Peu de capitales se sont portées au secours de ce pays meurtri et quand cela était, les secours mobilisés étaient maigres, loin des immenses besoins nécessaires dans tous les domaines. Le malheur libyen s’est presque déroulé à huis clos, les grands médias du monde ne jugeant pas utile de se mobiliser massivement pour la catastrophe, comme ils le firent pour le Maroc après le séisme affectant la région du Haut Atlas ou avec la Turquie ébranlée elle aussi par un tremblement de terre majeur, il y a quelques mois.

Les images télévisuelles de Derna martyre ont été rares et l’opinion publique internationale peu informée de l’ampleur de la catastrophe et de ce fait insuffisamment mobilisée pour l'émergence de solidarité des populations et des associations. Elle ne sait pas qu'il y a eu des dizaines de milliers de morts et de disparus, des dégâts incommensurables, une ville rasée et manquant de tout. Seuls quelques Etats, dont l’Algérie, ont bien réagi en matière de secours.

La solidarité arabe n’a pas été à la hauteur, alors que c’est un pays censé être frère qui a été touché par le malheur. Les grandes institutions internationales, dont l’ONU et l’Union européenne, ne se sont pas trop bousculées au portillon. La Libye restera désormais une plaie dans l’action humanitaire internationale.

Qu'est-ce qui explique tout cela ? La Libye vit une situation interne particulière depuis la chute de Mouammar El Gueddafi. Une interminable guerre civile bloque toute tentative d’édification d’un Etat moderne avec des institutions légitimes et fortes. Fractionnée en deux entités rivales, la Libye ne peut mettre à profit ses immenses richesses en hydrocarbures et assurer son développement.
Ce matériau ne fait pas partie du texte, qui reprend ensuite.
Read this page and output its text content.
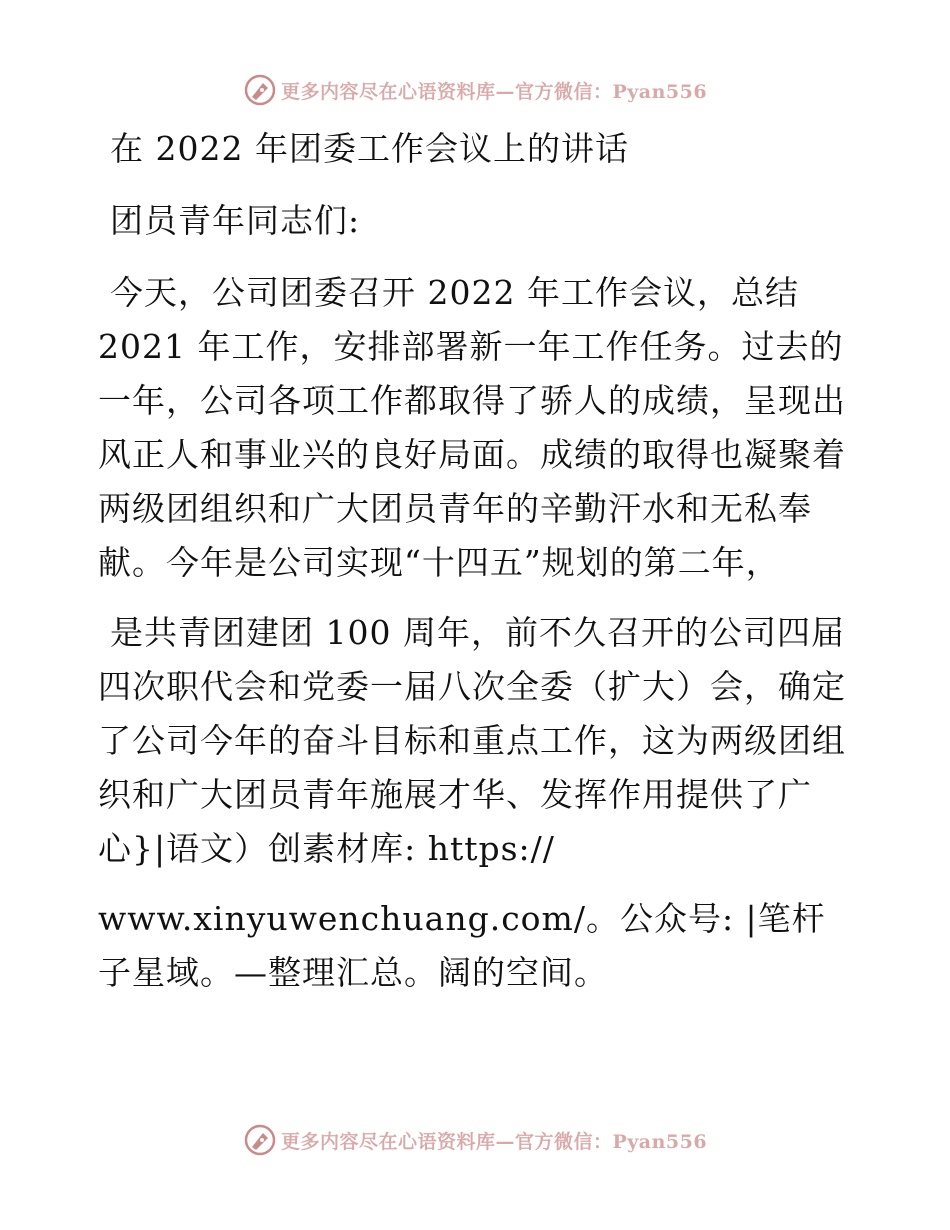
更多内容尽在心语资料库—官方微信：Pyan556

在 2022 年团委工作会议上的讲话

团员青年同志们:

今天，公司团委召开 2022 年工作会议，总结 2021 年工作，安排部署新一年工作任务。过去的一年，公司各项工作都取得了骄人的成绩，呈现出风正人和事业兴的良好局面。成绩的取得也凝聚着两级团组织和广大团员青年的辛勤汗水和无私奉献。今年是公司实现“十四五”规划的第二年，

是共青团建团 100 周年，前不久召开的公司四届四次职代会和党委一届八次全委（扩大）会，确定了公司今年的奋斗目标和重点工作，这为两级团组织和广大团员青年施展才华、发挥作用提供了广心}|语文）创素材库: https://

www.xinyuwenchuang.com/。公众号: |笔杆子星域。—整理汇总。阔的空间。

更多内容尽在心语资料库—官方微信：Pyan556
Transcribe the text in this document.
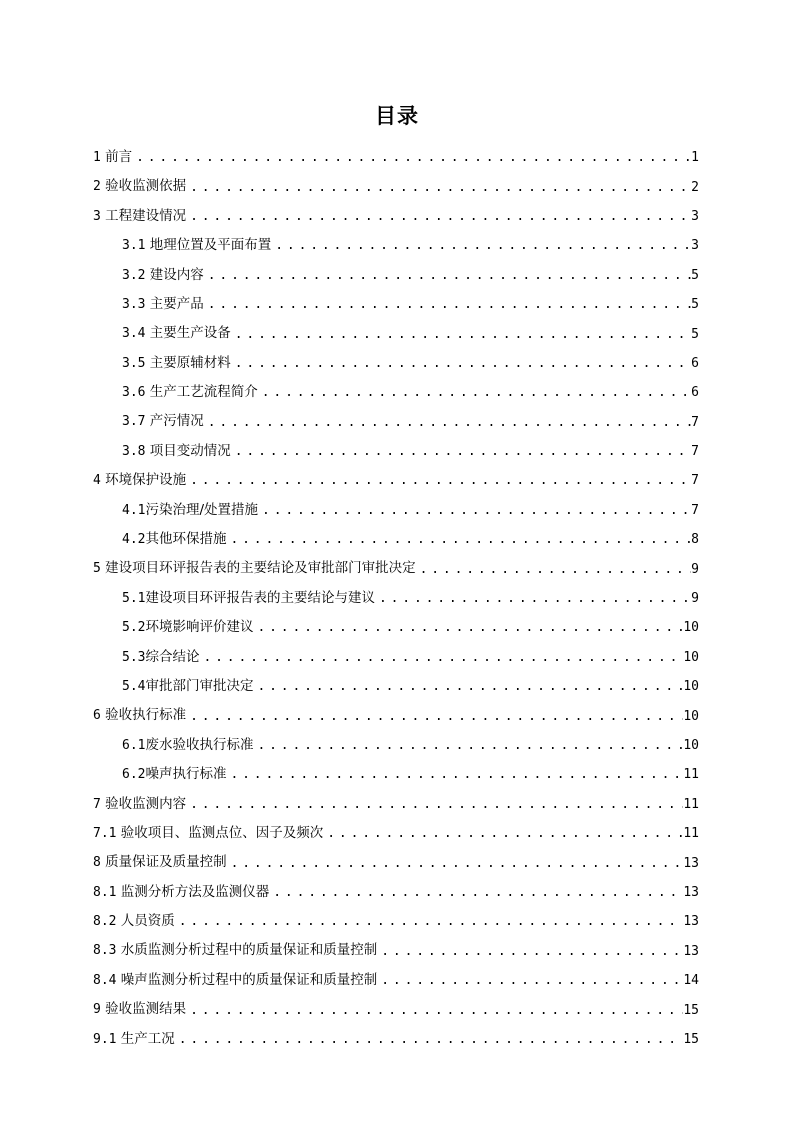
目录
1 前言 . . .	1
2 验收监测依据 . . .	2
3 工程建设情况 . . .	3
3.1 地理位置及平面布置 . . .	3
3.2 建设内容 . . .	5
3.3 主要产品 . . .	5
3.4 主要生产设备 . . .	5
3.5 主要原辅材料 . . .	6
3.6 生产工艺流程简介 . . .	6
3.7 产污情况 . . .	7
3.8 项目变动情况 . . .	7
4 环境保护设施 . . .	7
4.1污染治理/处置措施 . . .	7
4.2其他环保措施 . . .	8
5 建设项目环评报告表的主要结论及审批部门审批决定 . . .	9
5.1建设项目环评报告表的主要结论与建议 . . .	9
5.2环境影响评价建议 . . .	10
5.3综合结论 . . .	10
5.4审批部门审批决定 . . .	10
6 验收执行标准 . . .	10
6.1废水验收执行标准 . . .	10
6.2噪声执行标准 . . .	11
7 验收监测内容 . . .	11
7.1 验收项目、监测点位、因子及频次 . . .	11
8 质量保证及质量控制 . . .	13
8.1 监测分析方法及监测仪器 . . .	13
8.2 人员资质 . . .	13
8.3 水质监测分析过程中的质量保证和质量控制 . . .	13
8.4 噪声监测分析过程中的质量保证和质量控制 . . .	14
9 验收监测结果 . . .	15
9.1 生产工况 . . .	15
Fragilisé et appauvri, le pays ne bénéficie donc pas d’une grande attention de la communauté internationale qui, de surcroît, n’arrive pas à se défaire de l’ancienne vision d’une Libye frondeuse conduite par un chef d’Etat imprévisible avec de fortes positions anti-impérialistes et pro-palestiniennes.

Tête de file du fameux «front du refus», bête noire du sionisme mondial, la Libye fut mise au ban des nations sous l’impulsion des capitales occidentales, dont les Etats-Unis et la France. C’est cet Etat là, dirigé alors par Nicolas Sarkozy, qui conduisit la coalition guerrière qui a abouti à l’assassinat de Mouammar El Gueddafi.

Tout cela n’est donc pas étranger aux réticences internationales actuelles à lui porter secours d’une manière massive et franche. Du fait de sa fragilité historique et de sa mauvaise image forgée par l’Occident, la Libye enterre et pleure seule ses morts. Le pays n’a pas eu la chance du Maroc qui, en plus d’être courtisé par les capitales occidentales, dispose de puissants lobbyings à l’extérieur.

Des personnalités, telles Gad Elmaleh, Bernard-Henry Lévy, Dominique Strauss-Kahn, Jamel Debouz et autres ont servi d’aiguillon à la sensibilisation internationale pour la solidarité avec le Maroc. En revanche, nulle voix de célébrités mondiales, y compris arabes, n’a porté haut la détresse libyenne.

C’est une facette noire de l’action humanitaire internationale visible également dans d’autres drames affectant les pays du tiers-monde, plus particulièrement ceux qui, à un moment ou un autre, ont déplu à l’Occident par leurs positions politiques ou idéologiques. L’humanitaire ne se cache plus, c’est une arme politique entre les mains des puissants.